Aux Cayes, la troisième ville du pays, des vidéos d’accrochages et de coups de feu tirés par des policiers de l’UDMO ont inondé la toile. La situation sécuritaire ne s’est pas améliorée. Le dépôt d’un supermarché non loin de carrefour Quatre Chemins a été attaqué et pillé. Il y a des voleurs dans les rangs des manifestants, a déploré un citoyen de la ville qui répondait en direct aux questions des présentatrices du journal de 5 heures p.m. de radio Vision 2000.
A Port-au-Prince, tôt dans la matinée, la circulation a été invisible. Le gros et le petit commerce ont trinqué. Des gagne-petits incapables de tenir financièrement ont sondé des rues vides. En milieu de journée, au Canapé-Vert, à Pétion-Ville, les rares camionnettes visibles au petit matin se sont garées. Non loin de l’ancien cimetière, une manifestation de quelques dizaines de personnes a été observée par un reporter du Nouvelliste.
Au plan politique, l’annonce du président Jovenel Moïse de « poursuivre » le dialogue, d’agir pour rétablir la sécurité et mettre en place des programmes sociaux n’a pas été attrapé au vol.
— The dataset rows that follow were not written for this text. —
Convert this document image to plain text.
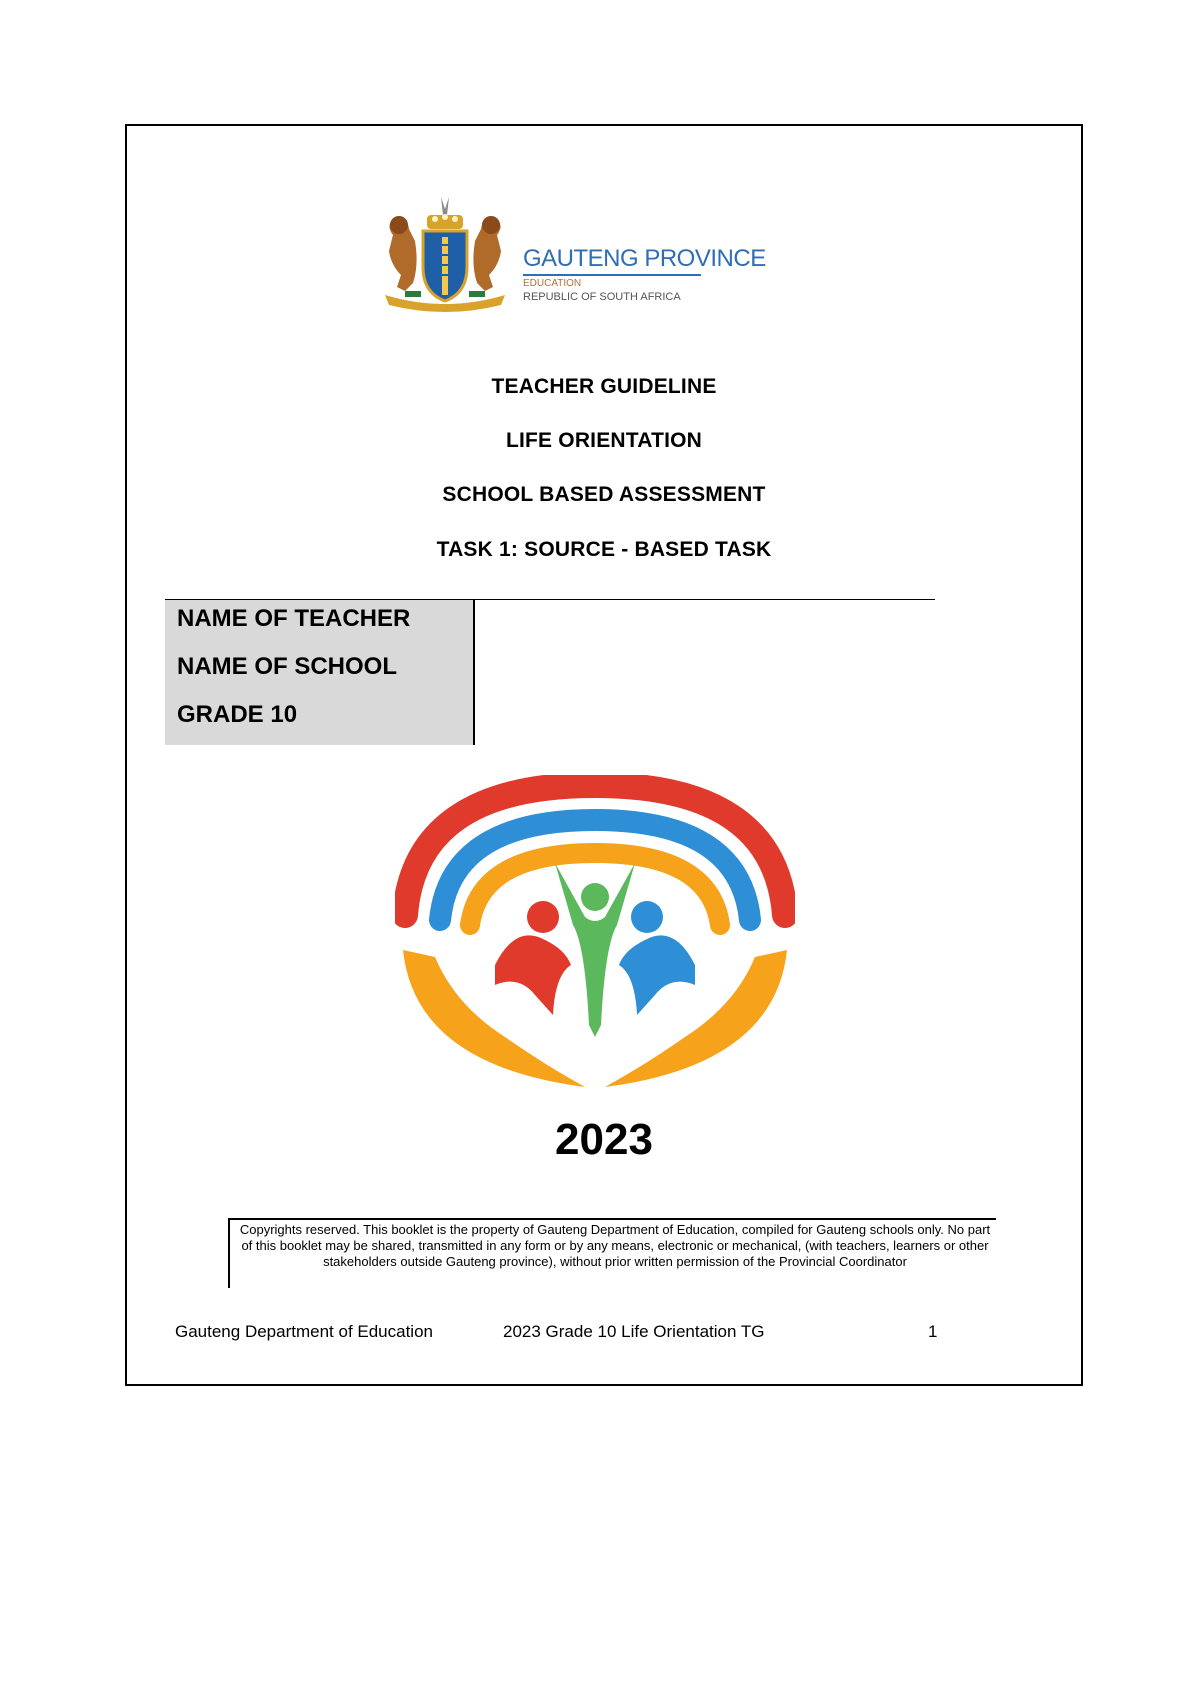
GAUTENG PROVINCE
EDUCATION
REPUBLIC OF SOUTH AFRICA
TEACHER GUIDELINE
LIFE ORIENTATION
SCHOOL BASED ASSESSMENT
TASK 1: SOURCE - BASED TASK
NAME OF TEACHER
NAME OF SCHOOL
GRADE 10
2023
Copyrights reserved. This booklet is the property of Gauteng Department of Education, compiled for Gauteng schools only. No part of this booklet may be shared, transmitted in any form or by any means, electronic or mechanical, (with teachers, learners or other stakeholders outside Gauteng province), without prior written permission of the Provincial Coordinator
Gauteng Department of Education	2023 Grade 10 Life Orientation TG	1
Pour les principales figures de l’opposition, le président Jovenel Moïse appartient au passé. Au présent, en revanche, c’est l’armement, la tenue des agents de l’USGPN, ceux placés dans le dos du chef de la police, Michel-Ange Gédéon, qui a fait couler beaucoup de salive dans un contexte où l’opposition politique n’en finit pas de dénoncer des morts dans ses rangs et la présence d’escadrons de la mort mis en place par le régime. Le chef de la police qui a indiqué, sur radio Caraïbes, ne pas être au courant de la dotation d’équipements roulant, d’armes dont des mitrailleuses M 60 a tapé du poing sur la table. Michel-Ange Gédéon a mis hors jeu les éléments de l’USGPN dans la prise en charge des manifestations, des opérations de maintien d’ordre.
Sur Vision 2000, si Jude Charles Faustin, conseiller au palais national a estimé que cela n’a rien d’anormale et que c’est le secrétaire général du palais qui s’occupe en général de tout ce qui est logistique pour la sécurité présidentielle, l’ex-ministre la justice, Paul Denis a estimé que « c’est une situation extrêmement grave qui peut déboucher sur une catastrophe ». « Il faut mettre de l’ordre dans cette situation », a poursuivi Paul Denis, soulignant que la population doit savoir et connaitre sans difficultés les policiers appelés à la protéger. « On n’est pas loin de dire que des zenglendos, des attachés sont dans les rues. La déclaration du directeur général de la police, à mon avis, interpelle directement le président de la République et le président a une réponse à donner. Au niveau du Conseil supérieur de la police nationale d’Haïti, en discussion avec le Premier ministre, il y a de l’ordre à mettre dans ce désordre. C’est un bordel. Cela ne peut donner des résultats attendus par des citoyens.